An emblematically obese owner of an awesomely rustic bowling alley in Cleveland, Ohio, once told us: "A true bowler will not go to a martini bar." He was referring to the yuppie ten-pin establishments that have been popping up in cities all over the country, where the lanes are impossibly glossy, the lights are strobing, and some rapper with Lil before his name is droning over heavy bass. Listen, that's not America. That's not even bowling. It's some bastardized farce of the sport that Rush Limbaugh will be forced to play in Hell. We miss that solemn, old, oak-laned Cleveland temple to the converted 7-10 split. And here in Miami-Dade, the martini bars posing as bowling alleys outnumber the real thing by a count of, oh, six to one. No slight to Coral Gables' Bird Bowl, a fabulous place, but it's often overrun by teenagers, with their cell phones and their hair and their dastardly chewing gum. It's enough to make a true bowler sojourn a county north to Manor Lanes Bowling Center, where the lanes aren't too waxed, domestic brew comes $8.50 a pitcher, and — we aren't nearly cruel enough to make this up — on Tuesday and Thursday nights, unlimited bowling costs $10. Until 2 a.m. There's no catch. Welcome to America.

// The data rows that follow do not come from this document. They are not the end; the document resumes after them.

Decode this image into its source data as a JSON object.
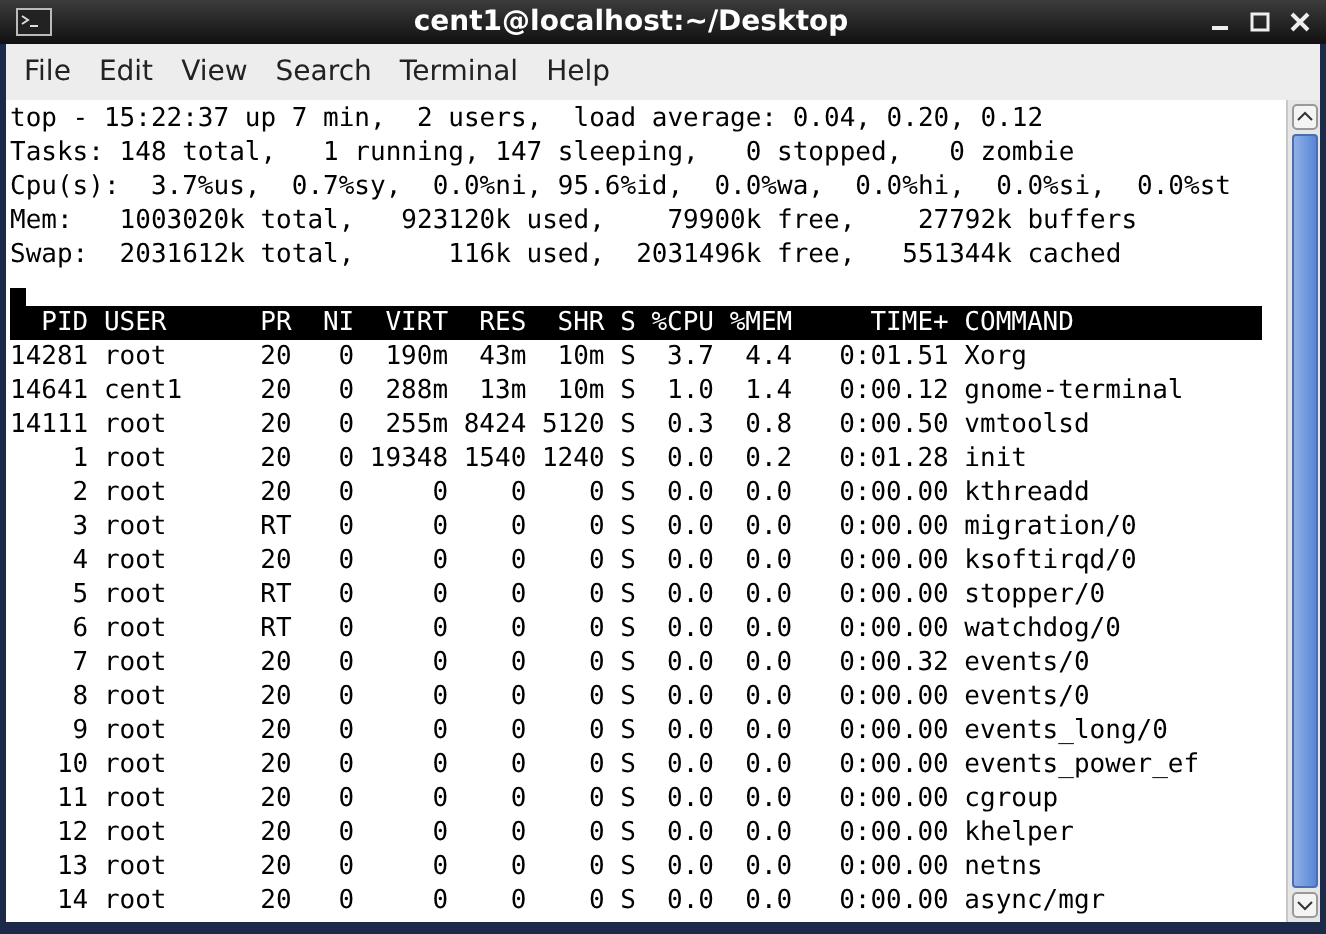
{
  "window": {
    "title": "cent1@localhost:~/Desktop"
  },
  "menu": [
    "File",
    "Edit",
    "View",
    "Search",
    "Terminal",
    "Help"
  ],
  "summary": [
    "top - 15:22:37 up 7 min,  2 users,  load average: 0.04, 0.20, 0.12",
    "Tasks: 148 total,   1 running, 147 sleeping,   0 stopped,   0 zombie",
    "Cpu(s):  3.7%us,  0.7%sy,  0.0%ni, 95.6%id,  0.0%wa,  0.0%hi,  0.0%si,  0.0%st",
    "Mem:   1003020k total,   923120k used,    79900k free,    27792k buffers",
    "Swap:  2031612k total,      116k used,  2031496k free,   551344k cached"
  ],
  "table": {
    "columns": [
      "PID",
      "USER",
      "PR",
      "NI",
      "VIRT",
      "RES",
      "SHR",
      "S",
      "%CPU",
      "%MEM",
      "TIME+",
      "COMMAND"
    ],
    "rows": [
      [
        "14281",
        "root",
        "20",
        "0",
        "190m",
        "43m",
        "10m",
        "S",
        "3.7",
        "4.4",
        "0:01.51",
        "Xorg"
      ],
      [
        "14641",
        "cent1",
        "20",
        "0",
        "288m",
        "13m",
        "10m",
        "S",
        "1.0",
        "1.4",
        "0:00.12",
        "gnome-terminal"
      ],
      [
        "14111",
        "root",
        "20",
        "0",
        "255m",
        "8424",
        "5120",
        "S",
        "0.3",
        "0.8",
        "0:00.50",
        "vmtoolsd"
      ],
      [
        "1",
        "root",
        "20",
        "0",
        "19348",
        "1540",
        "1240",
        "S",
        "0.0",
        "0.2",
        "0:01.28",
        "init"
      ],
      [
        "2",
        "root",
        "20",
        "0",
        "0",
        "0",
        "0",
        "S",
        "0.0",
        "0.0",
        "0:00.00",
        "kthreadd"
      ],
      [
        "3",
        "root",
        "RT",
        "0",
        "0",
        "0",
        "0",
        "S",
        "0.0",
        "0.0",
        "0:00.00",
        "migration/0"
      ],
      [
        "4",
        "root",
        "20",
        "0",
        "0",
        "0",
        "0",
        "S",
        "0.0",
        "0.0",
        "0:00.00",
        "ksoftirqd/0"
      ],
      [
        "5",
        "root",
        "RT",
        "0",
        "0",
        "0",
        "0",
        "S",
        "0.0",
        "0.0",
        "0:00.00",
        "stopper/0"
      ],
      [
        "6",
        "root",
        "RT",
        "0",
        "0",
        "0",
        "0",
        "S",
        "0.0",
        "0.0",
        "0:00.00",
        "watchdog/0"
      ],
      [
        "7",
        "root",
        "20",
        "0",
        "0",
        "0",
        "0",
        "S",
        "0.0",
        "0.0",
        "0:00.32",
        "events/0"
      ],
      [
        "8",
        "root",
        "20",
        "0",
        "0",
        "0",
        "0",
        "S",
        "0.0",
        "0.0",
        "0:00.00",
        "events/0"
      ],
      [
        "9",
        "root",
        "20",
        "0",
        "0",
        "0",
        "0",
        "S",
        "0.0",
        "0.0",
        "0:00.00",
        "events_long/0"
      ],
      [
        "10",
        "root",
        "20",
        "0",
        "0",
        "0",
        "0",
        "S",
        "0.0",
        "0.0",
        "0:00.00",
        "events_power_ef"
      ],
      [
        "11",
        "root",
        "20",
        "0",
        "0",
        "0",
        "0",
        "S",
        "0.0",
        "0.0",
        "0:00.00",
        "cgroup"
      ],
      [
        "12",
        "root",
        "20",
        "0",
        "0",
        "0",
        "0",
        "S",
        "0.0",
        "0.0",
        "0:00.00",
        "khelper"
      ],
      [
        "13",
        "root",
        "20",
        "0",
        "0",
        "0",
        "0",
        "S",
        "0.0",
        "0.0",
        "0:00.00",
        "netns"
      ],
      [
        "14",
        "root",
        "20",
        "0",
        "0",
        "0",
        "0",
        "S",
        "0.0",
        "0.0",
        "0:00.00",
        "async/mgr"
      ]
    ]
  }
}
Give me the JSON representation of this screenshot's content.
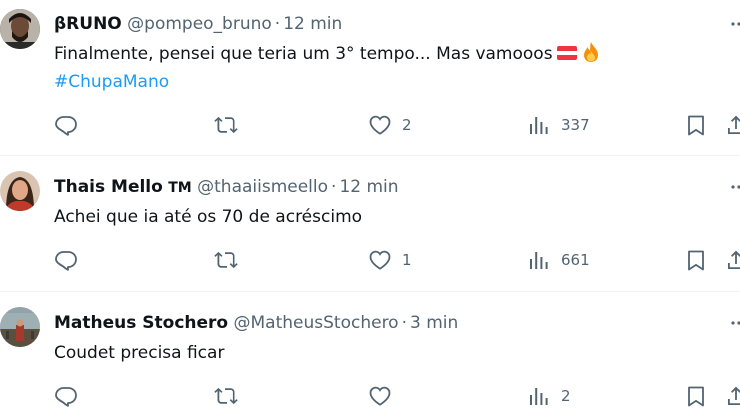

If Jaime Bayly is to be believed and the Peruvian ex-presidential candidate is actually dying of a mysterious liver ailment, his nightly talk show is a helluva Irish wake. First, there are the free tickets and booze for the 30 or so audience members. More important, however, is the production itself. The hourlong mix of witty monologue, biting political commentary, and saucy interviews (all in Spanish, we should add) is spectacular in the strictest sense of the word: Past guests have ranged from a man with two penises to Bayly's pregnant 22-year-old girlfriend. If Jaime doesn't leave you laughing, fuming, or choking on your arroz con pollo, he's had an off night. Rare are the episodes where the bisexual novelist doesn't divulge a scandalous secret about the rich and famous, or delve into his own soap-opera lifestyle. No one analyzes Miami's gaudy absurdity better. Si tú hablas español, tienes que ir. If not, what the hell. Show up anyway.